Probing microcavity polariton superfluidity through resonant Rayleigh scattering

TL;DR

This paper explores how polariton superfluidity in microcavities can be probed through resonant Rayleigh scattering, revealing superfluid behavior and collective excitations via nonlinear mean-field analysis and realistic parameter predictions.

Contribution

It demonstrates the connection between Bogoliubov-like excitations and Rayleigh scattering patterns, identifying superfluid regimes and non-equilibrium collective modes in microcavity polaritons.

Findings

Rayleigh scattering ring collapses in superfluid regime

Collective excitation spectra can be tuned and observed

Predictions made with realistic semiconductor parameters

Abstract

We investigate the two-dimensional motion of polaritons injected into a planar microcavity by a continuous wave optical pump in presence of a static perturbation, e.g. a point defect.
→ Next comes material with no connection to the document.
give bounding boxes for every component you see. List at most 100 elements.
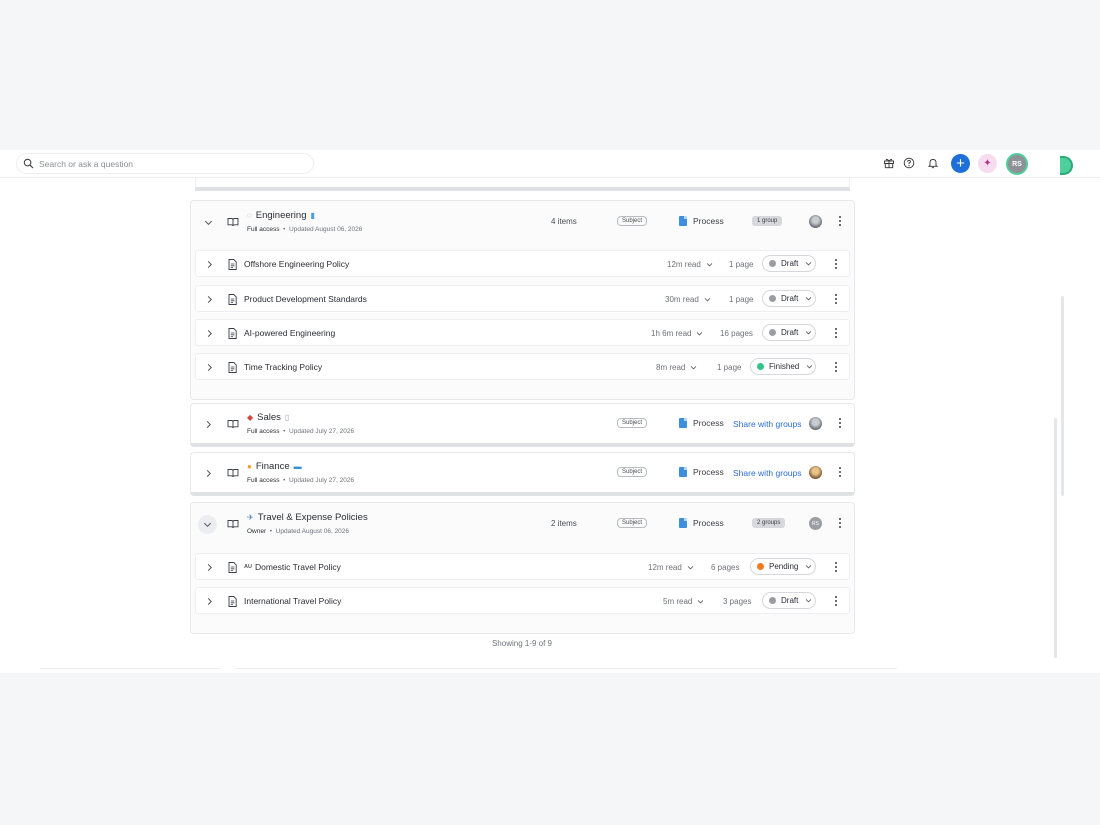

By finding the stationary solutions of the nonlinear mean-field equations (away from any parametric instability), we show how the spectrum of the polariton Bogoliubov-like excitations reflects onto the shape and intensity of the resonant Rayleigh scattering emission pattern in both momentum and real space. We find a superfluid regime in the sense of the Landau criterion, in which the Rayleigh scattering ring in momentum space collapses as well as its normalized intensity. More generally, we show how collective excitation spectra having no analog in equilibrium systems can be observed by tuning the excitation angle and frequency. Predictions with realistic semiconductor microcavity parameters are given.